筆跡鑑定セルフチェック第4回

筆跡試料作成2019

筆跡鑑定を行うために比較筆跡を抜粋する

第3回目となる筆跡鑑定セルフチェックでは,作成した文字集計表を使い,鑑定資料と対照資料の共通文字にマーキングをするところまでを終えました。今回はマーキングした筆跡を抜き出す作業を行います。スキャナーをお持ちであれば,それをお使いいただくのが簡単ですから,まずはそちらの手順をご紹介します。

スキャナーを使った比較筆跡画像の作成方法

スキャナー機材の説明書に沿って鑑定資料と対照資料から文字を抜粋します。
私の場合は,筆跡鑑定書等に掲載することを目的としていますので,「ワード」を開いておき,「フォトショ」など画像補整ソフトからスキャナーを起動させて取り込むようにしています。

比較筆跡の抜粋は文字ごとにひとつずつ抜粋します。筆跡部分が切れないよう,筆跡の周りに少しだけ余白を取ります。この作業を始めて気づくのですが,人が書いた文字は大きさがまちまちなので,筆跡ごとに画像ファイルの大きさが変化します。

私の方法では,スキャニングしていくと「ワード」の「クリップボード」に筆跡画像がたまっていきますので,24コ目までためて一杯になったら,「すべて貼付け」で「ワード」の中にまとめて貼り付けます。

比較筆跡の抜粋作業の例その1
クリップボードに抜粋した筆跡がたまっています。

このとき「ワード」の設定が「オプション」-「詳細設定」-「切り取り・コピー・貼り付け」の「図を挿入/貼り付ける形式」が「前面」であるように事前に設定しておきます。

「ワード」の詳細設定の様子
「ワード」の詳細設定の様子

筆跡画像が一か所に重なり合うので,これを「オブジェクトの選択」でまとめて選択し,「図の書式設定」の「サイズ」で任意の大きさに指定します。経験上,高さを合わせると見やすくなります。ちなみに,上記の詳細設定をしておかず「図を挿入/貼り付ける形式」が「行内」だと以下のようになり,筆跡画像をひとつずつサイズ変更することになりますので,文字が多いときは時間がかかってしまいます。

筆跡画像貼り付けの失敗例
筆跡画像貼り付けの失敗例

こうした作業を経て,鑑定資料と対照資料のそれぞれから抜粋した筆跡画像のファイルが出来上がります。念のため,筆跡の取りこぼしがないように文字集計表と見合わせてチェックしておくとよいでしょう。

比較筆跡抜粋後の画像
比較筆跡抜粋後の画像

上図は鑑定資料と対照資料から抜粋した筆跡を並べたものです。
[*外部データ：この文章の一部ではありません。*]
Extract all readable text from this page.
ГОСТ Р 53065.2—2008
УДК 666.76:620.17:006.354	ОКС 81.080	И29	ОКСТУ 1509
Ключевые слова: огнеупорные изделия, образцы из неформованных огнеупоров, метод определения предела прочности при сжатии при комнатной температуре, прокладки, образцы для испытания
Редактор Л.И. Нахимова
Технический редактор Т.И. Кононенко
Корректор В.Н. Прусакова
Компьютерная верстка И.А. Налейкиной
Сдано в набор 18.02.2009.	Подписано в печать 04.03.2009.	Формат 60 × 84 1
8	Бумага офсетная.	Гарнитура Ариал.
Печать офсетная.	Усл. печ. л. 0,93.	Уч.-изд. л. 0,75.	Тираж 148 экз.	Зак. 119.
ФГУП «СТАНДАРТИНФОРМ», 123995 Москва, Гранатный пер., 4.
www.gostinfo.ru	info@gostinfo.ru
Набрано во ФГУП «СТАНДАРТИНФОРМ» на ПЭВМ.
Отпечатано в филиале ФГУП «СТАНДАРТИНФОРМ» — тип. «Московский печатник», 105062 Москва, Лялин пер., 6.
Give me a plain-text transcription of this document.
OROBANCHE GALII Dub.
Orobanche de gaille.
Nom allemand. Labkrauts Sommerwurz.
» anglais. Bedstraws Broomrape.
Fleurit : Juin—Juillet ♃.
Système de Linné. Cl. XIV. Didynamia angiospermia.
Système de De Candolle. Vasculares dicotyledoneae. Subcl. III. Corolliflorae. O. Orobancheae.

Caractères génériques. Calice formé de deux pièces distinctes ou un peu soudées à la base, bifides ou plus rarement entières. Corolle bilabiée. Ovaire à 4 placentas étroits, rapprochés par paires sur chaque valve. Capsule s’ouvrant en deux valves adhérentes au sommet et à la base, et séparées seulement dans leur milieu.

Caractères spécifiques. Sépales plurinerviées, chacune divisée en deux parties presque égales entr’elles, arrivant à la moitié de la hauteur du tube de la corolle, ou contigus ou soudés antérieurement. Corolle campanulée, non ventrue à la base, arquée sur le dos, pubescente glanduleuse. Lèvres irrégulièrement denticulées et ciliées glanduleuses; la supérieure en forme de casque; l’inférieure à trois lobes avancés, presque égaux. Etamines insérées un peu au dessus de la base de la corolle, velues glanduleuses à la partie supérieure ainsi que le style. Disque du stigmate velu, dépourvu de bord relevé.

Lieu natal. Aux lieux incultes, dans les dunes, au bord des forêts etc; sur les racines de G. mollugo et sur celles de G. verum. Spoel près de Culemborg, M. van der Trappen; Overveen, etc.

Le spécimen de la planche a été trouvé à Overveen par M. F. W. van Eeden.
鑑定資料の比較筆跡には赤色の囲いがつけてあります。

コピー資料を使った比較筆跡画像の作成方法

鑑定資料と対照資料のコピーを用意して,各文字を切り抜きます。それを文字ごとに並べて上図のような比較筆跡の抜粋画像資料を作成します。大きさが不ぞろいになったり,コピーを重ねることによる画質の劣化が懸念されますが,原本を切り抜く訳にはいきませんので致し方ありません。できるだけ,高画質でコピーしましょう。

こういうことからも,筆跡資料は原本をご用意いただく方が望ましいのです。

筆跡鑑定では,原本は使わないの?

筆跡鑑定では原本があればもちろん使用します。原本は主に,マイクロスコープを使った筆順の検査や,紙やインクの経年変化(劣化)の観察,または,不審点の有無の調査等に使用しています。
その他の鑑定作業では,点画の長さや角度を測ったり,比率を比較したりするのですが,その作業はコンピューターで行う方が精密にできるため,筆跡鑑定用の抜粋文字画像のファイルを作成する必要があるのです。

次回から,いよいよ筆跡鑑定の実務的な比較観察作業に入ります。

通算98回目の筆跡試料作成

2019.5.11筆跡鑑定の研究用試料の作成

改元に伴う10連休も終わり,いつもどおりの週末。ここ横浜は晴れており,昨日から気温も上がっています。

最近交通事故が多いので,万一の時のため,ドライブレコーダーを購入することにしました。それでも,使うことのないように気を付けながら過ごしたいものです。


最後までお読みいただき,ありがとうございました。